Over–nutrition and obesity are not the only causes of insulin resistance, which leads to abdominal fat and other health risks like diabetes, hypertension and coronary heart disease. Nutritional deficiencies and malnutrition can also be a reason for developing high blood pressure, diabetes, and heart disease. The role of magnesium deficiency in particular seems to be emerging as an important cause for insulin resistance, high blood pressure, diabetes, heart disease and metabolic syndrome, often even in the absence of obesity.
Magnesium is an essential mineral found abundantly in foods like whole grains, leafy green vegetables, legumes, peas, beans and nuts (especially almonds), and some shellfish. Magnesium plays an important role in several enzymatic reactions including carbohydrate metabolism in the body.
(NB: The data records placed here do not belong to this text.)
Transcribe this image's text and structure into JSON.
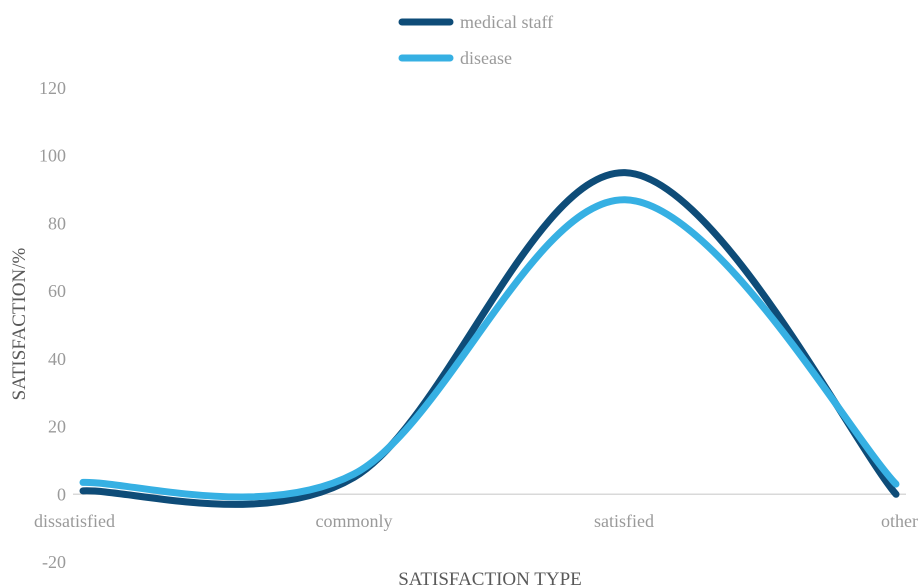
{
  "chart_data": {
    "type": "line",
    "smooth": true,
    "title": "",
    "xlabel": "SATISFACTION TYPE",
    "ylabel": "SATISFACTION/%",
    "categories": [
      "dissatisfied",
      "commonly",
      "satisfied",
      "other"
    ],
    "ylim": [
      -20,
      120
    ],
    "yticks": [
      -20,
      0,
      20,
      40,
      60,
      80,
      100,
      120
    ],
    "grid": false,
    "legend_position": "top-center",
    "series": [
      {
        "name": "medical staff",
        "color": "#0e4c78",
        "values": [
          1,
          5,
          95,
          0
        ]
      },
      {
        "name": "disease",
        "color": "#36b0e3",
        "values": [
          3.5,
          6,
          87,
          3
        ]
      }
    ]
  }
}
Many epidemiological studies have described inverse relationships between a magnesium–rich food intake and diabetes, insulin resistance and metabolic syndrome. In a Boston–based study in 2006, higher magnesium intake was associated with a 31 per cent lower risk of developing metabolic syndrome over 15 years of follow up. In another large study, called the Women's Health Study, high magnesium status was associated with a 27 per cent of lower risk of metabolic syndrome.
Profound changes in the environment occurred too fast for the genome to adjust. This led to the emergence of so–called diseases of civilisation, first described in agriculture, and that can be extended to the modern food industry. Intensive agriculture has been related to grass tetany in dairy cows, a disease due to an acute decrease of plasma magnesium. Similarly, food refining leads to a reduction of the micro–nutrient density and thereby induces a marginal magnesium intake, resulting in a higher prevalence of magnesium deficiency.
Recent findings confirm that the occidental (Western) diet is relatively deficient in magnesium. Moreover, a diet rich in animal foods and poor in vegetable foods induces acidosis and increases magnesium urinary excretion and causes magnesium depletion. There is experimental and clinical evidence that the amount of magnesium in urban and western diets is insufficient to meet individual needs and that magnesium deficiency may be contributing to common health problems. Data from the U.S. National Health and Nutrition Examination Survey showed that the average intake of magnesium was below the recommended daily intake. According to recent research published in March 2012 in Nutrition Reviews, more than half (56 per cent) of the US population consumed less than required amounts of magnesium from food in 2001–02, which corresponded to a sharp increase in type 2 diabetes in US.